Switching Chart Modes

On the Binance app trading page, tap the chart to go full screen. In full-screen mode you can:

  • Zoom in and out
  • Add indicators
  • Draw trend lines
  • Switch time frames

Adding Technical Indicators

Tap the "Indicators" button to add:

  • MACD
  • RSI (Relative Strength Index)
  • Bollinger Bands
  • KDJ

Beginners should stick to moving averages and volume — don't add too many indicators.

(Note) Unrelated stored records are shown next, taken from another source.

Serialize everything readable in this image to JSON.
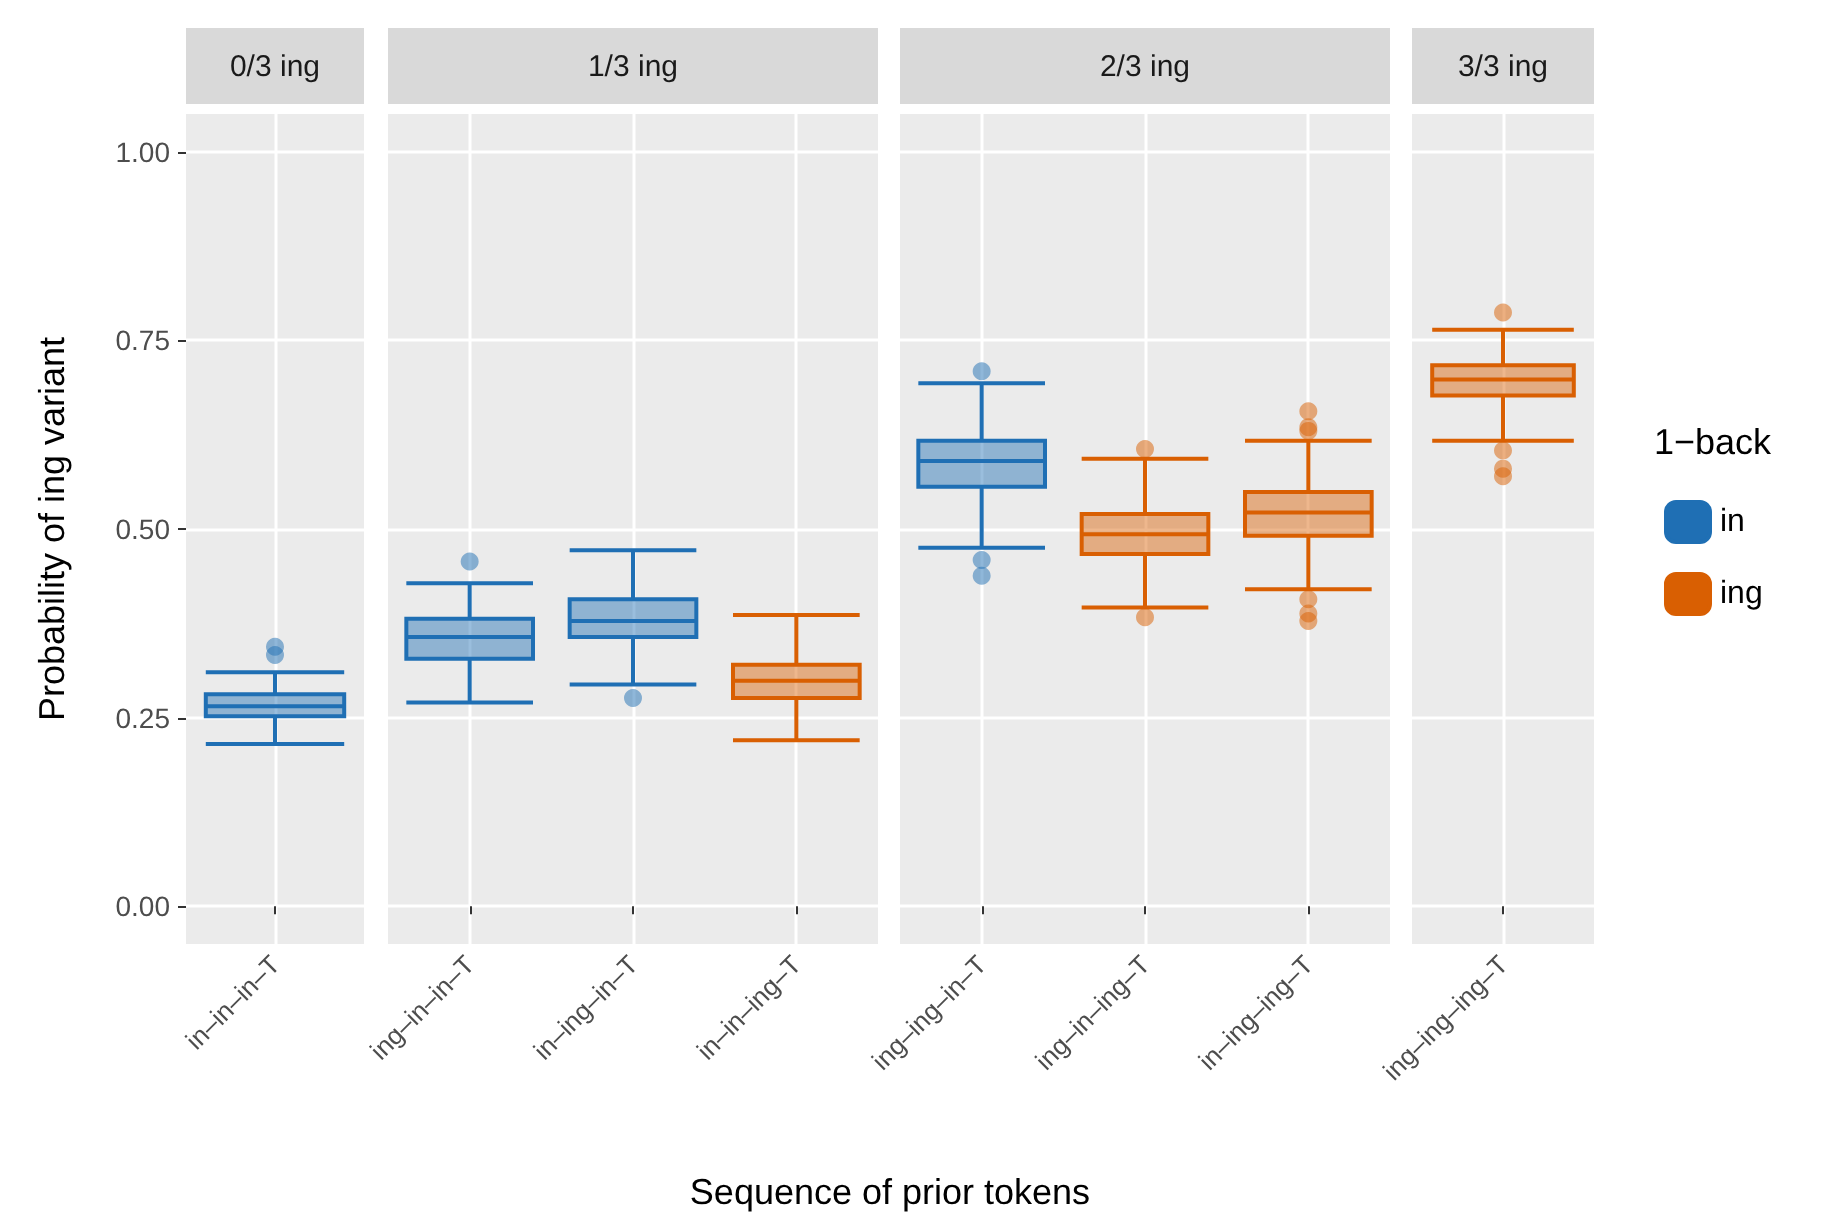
{
  "chart_data": [
    {
      "type": "box",
      "title": "0/3 ing",
      "ylabel": "Probability of ing variant",
      "categories": [
        "in–in–in–T"
      ],
      "series": [
        {
          "color": "#1f6fb4",
          "boxes": [
            {
              "low": 0.215,
              "q1": 0.252,
              "median": 0.265,
              "q3": 0.281,
              "high": 0.31,
              "outliers": [
                0.333,
                0.344
              ]
            }
          ]
        }
      ],
      "ylim": [
        -0.05,
        1.05
      ],
      "yticks": [
        {
          "value": 0,
          "label": "0.00"
        },
        {
          "value": 0.25,
          "label": "0.25"
        },
        {
          "value": 0.5,
          "label": "0.50"
        },
        {
          "value": 0.75,
          "label": "0.75"
        },
        {
          "value": 1,
          "label": "1.00"
        }
      ],
      "grid": true
    },
    {
      "type": "box",
      "title": "1/3 ing",
      "xlabel": "Sequence of prior tokens",
      "categories": [
        "ing–in–in–T",
        "in–ing–in–T",
        "in–in–ing–T"
      ],
      "series": [
        {
          "color": "#1f6fb4",
          "boxes": [
            {
              "low": 0.27,
              "q1": 0.328,
              "median": 0.357,
              "q3": 0.381,
              "high": 0.428,
              "outliers": [
                0.457
              ]
            },
            {
              "low": 0.294,
              "q1": 0.357,
              "median": 0.378,
              "q3": 0.407,
              "high": 0.472,
              "outliers": [
                0.276
              ]
            },
            null
          ]
        },
        {
          "color": "#d95f02",
          "boxes": [
            null,
            null,
            {
              "low": 0.22,
              "q1": 0.276,
              "median": 0.299,
              "q3": 0.32,
              "high": 0.386
            }
          ]
        }
      ],
      "ylim": [
        -0.05,
        1.05
      ],
      "yticks": [
        0,
        0.25,
        0.5,
        0.75,
        1
      ],
      "grid": true,
      "tick_labels": "x"
    },
    {
      "type": "box",
      "title": "2/3 ing",
      "categories": [
        "ing–ing–in–T",
        "ing–in–ing–T",
        "in–ing–ing–T"
      ],
      "series": [
        {
          "color": "#1f6fb4",
          "boxes": [
            {
              "low": 0.475,
              "q1": 0.556,
              "median": 0.59,
              "q3": 0.617,
              "high": 0.693,
              "outliers": [
                0.709,
                0.459,
                0.438
              ]
            },
            null,
            null
          ]
        },
        {
          "color": "#d95f02",
          "boxes": [
            null,
            {
              "low": 0.396,
              "q1": 0.467,
              "median": 0.493,
              "q3": 0.52,
              "high": 0.593,
              "outliers": [
                0.606,
                0.383
              ]
            },
            {
              "low": 0.42,
              "q1": 0.491,
              "median": 0.522,
              "q3": 0.549,
              "high": 0.617,
              "outliers": [
                0.656,
                0.635,
                0.63,
                0.407,
                0.388,
                0.378
              ]
            }
          ]
        }
      ],
      "ylim": [
        -0.05,
        1.05
      ],
      "yticks": [
        0,
        0.25,
        0.5,
        0.75,
        1
      ],
      "grid": true,
      "tick_labels": "x"
    },
    {
      "type": "box",
      "title": "3/3 ing",
      "categories": [
        "ing–ing–ing–T"
      ],
      "legend": "right",
      "legend_title": "1−back",
      "series": [
        {
          "name": "in",
          "color": "#1f6fb4",
          "boxes": [
            null
          ]
        },
        {
          "name": "ing",
          "color": "#d95f02",
          "boxes": [
            {
              "low": 0.617,
              "q1": 0.677,
              "median": 0.698,
              "q3": 0.717,
              "high": 0.764,
              "outliers": [
                0.787,
                0.604,
                0.58,
                0.57
              ]
            }
          ]
        }
      ],
      "ylim": [
        -0.05,
        1.05
      ],
      "yticks": [
        0,
        0.25,
        0.5,
        0.75,
        1
      ],
      "grid": true,
      "tick_labels": "x"
    }
  ]
}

Chart Reading Tips for Beginners

  1. Start with the big picture: Use daily or weekly charts to identify the overall trend
  2. Don't switch time frames constantly: It's easy to get confused
  3. Watch volume: Price movements confirmed by volume are more reliable
  4. Don't rely solely on charts: Technical analysis is just one tool — also consider fundamentals and market sentiment
  5. Observe more, trade less: Spend more time watching charts than actually trading until you develop your own analytical skills

Summary

Charts look complex but the core is simple: green means up, red means down, large bodies mean strong momentum, and long wicks indicate indecision. Start with daily charts and moving averages, then gradually expand your knowledge. Remember, technical analysis is a probability game — no pattern or signal is 100% accurate.